Anti-bullying rule #2: Think before you speak

Teach kids that before they say anything about someone else, they should ask themselves these questions:

  • Is it kind?
  • Is it true or can it be proven?
  • Is it necessary? Does it serve a productive purpose?
  • Is it fair to the other child?
  • Does it improve the world?

Unless they can answer yes to these questions, it probably doesn’t need to be said. If children can get in the habit of asking themselves these things whenever they encounter gossip or are tempted to say something negative about someone, it may get them to think twice.
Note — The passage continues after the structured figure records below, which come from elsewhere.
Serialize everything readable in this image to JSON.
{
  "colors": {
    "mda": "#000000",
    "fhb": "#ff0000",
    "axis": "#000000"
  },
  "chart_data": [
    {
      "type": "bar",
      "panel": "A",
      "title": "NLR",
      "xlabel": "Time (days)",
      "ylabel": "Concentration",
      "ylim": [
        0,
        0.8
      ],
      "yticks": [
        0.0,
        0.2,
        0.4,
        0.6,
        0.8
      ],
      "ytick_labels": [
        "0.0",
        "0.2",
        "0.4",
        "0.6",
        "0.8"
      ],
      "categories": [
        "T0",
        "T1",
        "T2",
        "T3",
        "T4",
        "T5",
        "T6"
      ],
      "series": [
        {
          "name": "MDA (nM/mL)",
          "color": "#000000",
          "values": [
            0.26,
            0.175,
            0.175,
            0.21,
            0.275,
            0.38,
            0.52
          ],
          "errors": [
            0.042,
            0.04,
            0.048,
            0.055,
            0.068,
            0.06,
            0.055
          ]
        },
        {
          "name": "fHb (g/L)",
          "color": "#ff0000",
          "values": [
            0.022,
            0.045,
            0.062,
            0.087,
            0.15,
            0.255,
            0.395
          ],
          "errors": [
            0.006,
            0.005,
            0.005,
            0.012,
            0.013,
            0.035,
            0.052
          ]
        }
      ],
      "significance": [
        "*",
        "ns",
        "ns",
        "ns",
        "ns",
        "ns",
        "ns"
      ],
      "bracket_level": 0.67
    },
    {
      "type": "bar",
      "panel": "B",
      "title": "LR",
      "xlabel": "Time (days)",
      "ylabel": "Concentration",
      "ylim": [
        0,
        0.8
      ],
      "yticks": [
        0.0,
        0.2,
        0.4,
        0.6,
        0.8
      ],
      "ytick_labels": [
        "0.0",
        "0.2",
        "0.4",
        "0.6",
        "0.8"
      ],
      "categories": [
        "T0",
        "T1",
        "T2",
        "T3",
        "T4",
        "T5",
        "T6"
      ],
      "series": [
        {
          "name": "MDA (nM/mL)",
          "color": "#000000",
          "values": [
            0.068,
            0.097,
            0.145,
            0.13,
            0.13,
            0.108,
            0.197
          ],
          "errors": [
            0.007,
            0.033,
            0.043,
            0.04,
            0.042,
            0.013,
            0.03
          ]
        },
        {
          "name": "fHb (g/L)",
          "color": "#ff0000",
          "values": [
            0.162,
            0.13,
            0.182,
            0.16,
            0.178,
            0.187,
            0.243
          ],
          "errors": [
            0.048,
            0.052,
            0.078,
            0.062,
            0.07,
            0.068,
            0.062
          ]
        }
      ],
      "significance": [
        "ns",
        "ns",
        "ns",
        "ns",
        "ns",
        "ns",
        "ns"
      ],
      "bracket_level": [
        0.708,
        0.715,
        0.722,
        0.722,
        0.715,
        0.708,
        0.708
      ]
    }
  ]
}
Anti-bullying rule #3: Hatred and hostility needs to be a universal evil

Since kids never see themselves as bullies when they consider their hostility justified, you need to get rid of the excuses by teaching kids that hostility is always wrong. There is no good hatred. Period. Whether it’s geeky kids or illegal immigrants or serial killers, kids need to learn from a very young age that there is no hostility towards another human being which can be considered righteous, no matter what the circumstance. This does not mean being indifferent towards harmful actions, it simply means teaching kids that it is never good or righteous to find satisfaction in the suffering of another. Here are some ideas to help you get this point across:

A) Treat human maliciousness like a natural disaster. (See this section in our Family Recovery Handbook for a full discussion of this concept.) In the same way that a storm draws upon countless other variables before producing the tornado that destroys a town, human beings have countless other factors influencing their behavior that plays a role whenever maliciousness or undesirable character springs to the surface. We should lament the conditions that spawn hurtful behavior, not the person who commits it. Between our varied upbringings, past personal experiences, belief systems, fears, insecurities, needs, desires, biology, nature, and everything else, when bad things happen, it’s never because someone made the choice to be evil. It’s because the ingredients they’ve been dealt throughout life has guided them towards destructive choices. So acting hostile towards them in return is pointless, and about as constructive as getting angry at the wind.

B) Teach children that even when people do engage in bad behavior, nothing is accomplished by hating them. Even when directed against those who “deserve it,” hostility never makes the situation better. It never helps us understand each other more, it never pushes the other party towards more positive behavior and it never helps us attain better resolutions or prevent such things in the future. Therefore it’s never justified, righteous or good.